Identificadas 12 variantes genéticas comunes en las personas con TDAH
Mensaje para incrédulos: la base genética del trastorno por déficit de atención e hiperactividad es muy sólida. En un estudio con 50.000 participantes, 20.000 de ellos con este diagnóstico, se han podido determinar al menos 12 variantes involucradas y que marcan una predisposición. Lo han publicado en la revista Nature Genetics, y en el macroestudio llevado a cabo en Europa, China, Estados Unidos y Canadá también han participado el Institut de Biomedicina de la UB, el Institut de Recerca Sant Joan de Déu, el centro de Investigación Biomédica en Red de Enfermedades Raras (Ciberer), psiquiatras de Vall d’Hebron y de la Mútua de Terrassa, de donde proceden los pacientes, y ISGlobal-Creal.
“Sabíamos por investigaciones anteriores con gemelos que el 75% del trastorno se explica por factores genéticos, aunque modulado por factores ambientales. Con este macroestudio hemos podido determinar el 21% de esa carga, pero aún nos falta mucho”, dice Bru Cormand, investigador de la Universitat de Barcelona.
Uno de los genes más claramente relacionados con el TDAH es el FOXP2, determinante en el desarrollo del lenguaje humano y que tiene un papel importante en las conexiones neuronales y el aprendizaje. Otro, el DUSP6, está implicado en la dopamina, el sistema de recompensa cerebral que está alterado en pruebas de imagen en personas con TDAH.

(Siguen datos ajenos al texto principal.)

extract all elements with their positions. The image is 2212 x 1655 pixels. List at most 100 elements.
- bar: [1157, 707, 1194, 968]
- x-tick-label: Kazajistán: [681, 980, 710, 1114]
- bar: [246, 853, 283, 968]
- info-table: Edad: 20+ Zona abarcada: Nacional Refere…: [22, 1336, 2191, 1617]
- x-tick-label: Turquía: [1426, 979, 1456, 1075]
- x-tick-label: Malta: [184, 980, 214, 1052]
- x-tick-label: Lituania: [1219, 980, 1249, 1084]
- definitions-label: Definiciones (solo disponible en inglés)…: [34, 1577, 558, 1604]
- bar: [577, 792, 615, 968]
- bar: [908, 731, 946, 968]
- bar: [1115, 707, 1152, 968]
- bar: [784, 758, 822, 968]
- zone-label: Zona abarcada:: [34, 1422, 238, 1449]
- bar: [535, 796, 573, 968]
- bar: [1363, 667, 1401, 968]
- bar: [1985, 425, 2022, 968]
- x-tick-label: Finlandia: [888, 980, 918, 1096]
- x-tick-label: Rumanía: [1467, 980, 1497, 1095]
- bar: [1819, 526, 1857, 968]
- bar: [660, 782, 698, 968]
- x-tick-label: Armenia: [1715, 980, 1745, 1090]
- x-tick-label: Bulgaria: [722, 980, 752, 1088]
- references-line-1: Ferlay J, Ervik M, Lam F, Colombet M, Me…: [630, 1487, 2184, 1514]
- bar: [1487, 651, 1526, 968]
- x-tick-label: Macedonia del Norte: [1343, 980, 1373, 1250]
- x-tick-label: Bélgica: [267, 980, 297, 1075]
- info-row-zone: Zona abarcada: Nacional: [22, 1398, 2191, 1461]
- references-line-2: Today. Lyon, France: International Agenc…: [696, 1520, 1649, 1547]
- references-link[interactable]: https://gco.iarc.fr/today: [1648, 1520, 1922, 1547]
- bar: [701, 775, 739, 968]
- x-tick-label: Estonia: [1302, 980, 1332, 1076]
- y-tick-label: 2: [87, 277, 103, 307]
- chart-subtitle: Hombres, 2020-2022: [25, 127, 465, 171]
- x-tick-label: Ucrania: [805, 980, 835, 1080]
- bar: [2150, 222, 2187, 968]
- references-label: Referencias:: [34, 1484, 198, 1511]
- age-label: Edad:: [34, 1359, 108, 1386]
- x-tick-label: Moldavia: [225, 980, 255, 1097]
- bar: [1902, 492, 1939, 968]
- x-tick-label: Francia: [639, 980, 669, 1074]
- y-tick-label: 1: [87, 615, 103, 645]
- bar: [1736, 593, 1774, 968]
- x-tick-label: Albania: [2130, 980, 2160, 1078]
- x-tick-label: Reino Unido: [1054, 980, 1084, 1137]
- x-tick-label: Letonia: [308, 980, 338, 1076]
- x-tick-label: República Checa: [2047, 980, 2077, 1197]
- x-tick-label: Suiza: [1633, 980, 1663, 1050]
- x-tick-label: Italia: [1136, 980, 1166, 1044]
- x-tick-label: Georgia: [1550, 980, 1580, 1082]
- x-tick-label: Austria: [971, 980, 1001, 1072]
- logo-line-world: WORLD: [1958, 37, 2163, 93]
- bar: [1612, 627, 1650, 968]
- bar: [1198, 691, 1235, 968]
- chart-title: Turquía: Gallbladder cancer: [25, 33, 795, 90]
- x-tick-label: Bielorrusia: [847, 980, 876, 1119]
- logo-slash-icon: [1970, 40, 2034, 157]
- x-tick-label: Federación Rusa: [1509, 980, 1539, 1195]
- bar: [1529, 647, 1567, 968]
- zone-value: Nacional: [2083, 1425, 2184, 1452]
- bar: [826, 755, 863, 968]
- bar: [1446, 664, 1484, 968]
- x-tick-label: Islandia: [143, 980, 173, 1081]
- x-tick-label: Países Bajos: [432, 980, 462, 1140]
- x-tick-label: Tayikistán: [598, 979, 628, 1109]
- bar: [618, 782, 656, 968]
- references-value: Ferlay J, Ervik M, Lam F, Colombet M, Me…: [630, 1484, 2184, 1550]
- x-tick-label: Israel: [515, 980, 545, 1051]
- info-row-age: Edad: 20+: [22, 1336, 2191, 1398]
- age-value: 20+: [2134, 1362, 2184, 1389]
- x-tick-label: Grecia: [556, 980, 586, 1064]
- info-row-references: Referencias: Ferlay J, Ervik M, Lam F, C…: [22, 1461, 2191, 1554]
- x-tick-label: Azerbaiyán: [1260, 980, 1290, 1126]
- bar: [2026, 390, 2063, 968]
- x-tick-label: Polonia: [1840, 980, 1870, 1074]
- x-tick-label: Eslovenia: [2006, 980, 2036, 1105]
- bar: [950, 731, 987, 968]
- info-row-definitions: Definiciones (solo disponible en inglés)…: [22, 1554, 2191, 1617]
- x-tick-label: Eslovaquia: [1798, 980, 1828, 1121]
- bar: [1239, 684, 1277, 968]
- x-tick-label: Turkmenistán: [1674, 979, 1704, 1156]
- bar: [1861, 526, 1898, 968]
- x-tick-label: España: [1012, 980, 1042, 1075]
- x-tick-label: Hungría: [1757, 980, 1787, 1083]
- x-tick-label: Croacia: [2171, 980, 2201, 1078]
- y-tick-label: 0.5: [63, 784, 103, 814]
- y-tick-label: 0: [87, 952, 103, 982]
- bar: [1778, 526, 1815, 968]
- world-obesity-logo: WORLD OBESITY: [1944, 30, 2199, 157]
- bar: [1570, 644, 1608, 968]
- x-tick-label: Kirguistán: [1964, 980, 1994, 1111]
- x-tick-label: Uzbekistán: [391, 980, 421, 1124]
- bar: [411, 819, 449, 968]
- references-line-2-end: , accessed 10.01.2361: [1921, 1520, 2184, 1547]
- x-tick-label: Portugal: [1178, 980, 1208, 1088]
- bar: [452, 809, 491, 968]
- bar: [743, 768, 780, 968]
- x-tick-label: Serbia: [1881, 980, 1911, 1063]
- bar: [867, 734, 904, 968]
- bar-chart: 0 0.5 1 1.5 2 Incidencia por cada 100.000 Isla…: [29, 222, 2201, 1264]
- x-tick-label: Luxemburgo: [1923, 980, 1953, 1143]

Estas doce variaciones genéticas identificadas como propias del TDAH son muy comunes en la población. Era parte del objetivo, buscar sin prejuicios entre variaciones comunes, no en las raras. Y han aparecido doce. “Pero el estudio sigue, y cuando aumente la población de muestra es posible que se llegue a un centenar o más, como ocurre en la esquizofrenia, de la que se conocen 250 variaciones relacionadas, o el autismo”, señala Josep Antoni Ramos-Quiroga, responsable de psiquiatría de Vall d’Hebron. “La predisposición que se observa coincide con genes relacionados con otros trastornos psiquiátricos, sobre todo la depresión, también trastorno bipolar y esquizofrenia. Confirma el convencimiento clínico de que mu- chos problemas de salud mental están relacionados y nos da un mayor conocimiento de este trastorno neurofisiológico, que es lo que es aunque algunos sigan empeñados en negarlo, para mejorar los tratamientos. Por ejemplo, buscando cómo modular proteínas que ahora sabemos que están alteradas”, indica el psiquiatra.
“También encontramos relaciones genéticas con la anorexia, la obesidad, el insomnio, el tabaco o el éxito reproductivo. Sí. Los TDAH tienen más hijos y comparten variaciones genéticas con personas sin TDAH que también tienen más hijos que la media. O con los que tienen más fracaso escolar no relacionado con otro motivo”, explica Cormand. Así que este trastorno parece genética-
mente un gran puzle de predisposiciones que vienen de fábrica, aunque a menudo se achacaban a ese natural impulsivo de los TDAH. “No hablamos en ningún momento de genes determinantes, como los que causan sí o sí una enfermedad, como la fibrosis quística. Se trata de rasgos que suponen una predisposición que se concentra en el sistema nervioso y especialmente en el neurodesarrollo, que probablemente pueda cambiar de ruta con ayudas, educación, conocimiento”, afirma Ramos-Quiroga.
En este macroestudio para obtener un mapa genético de uno de los trastornos más frecuentes en la población han participado investigadores de más de sesenta instituciones de todo el mundo.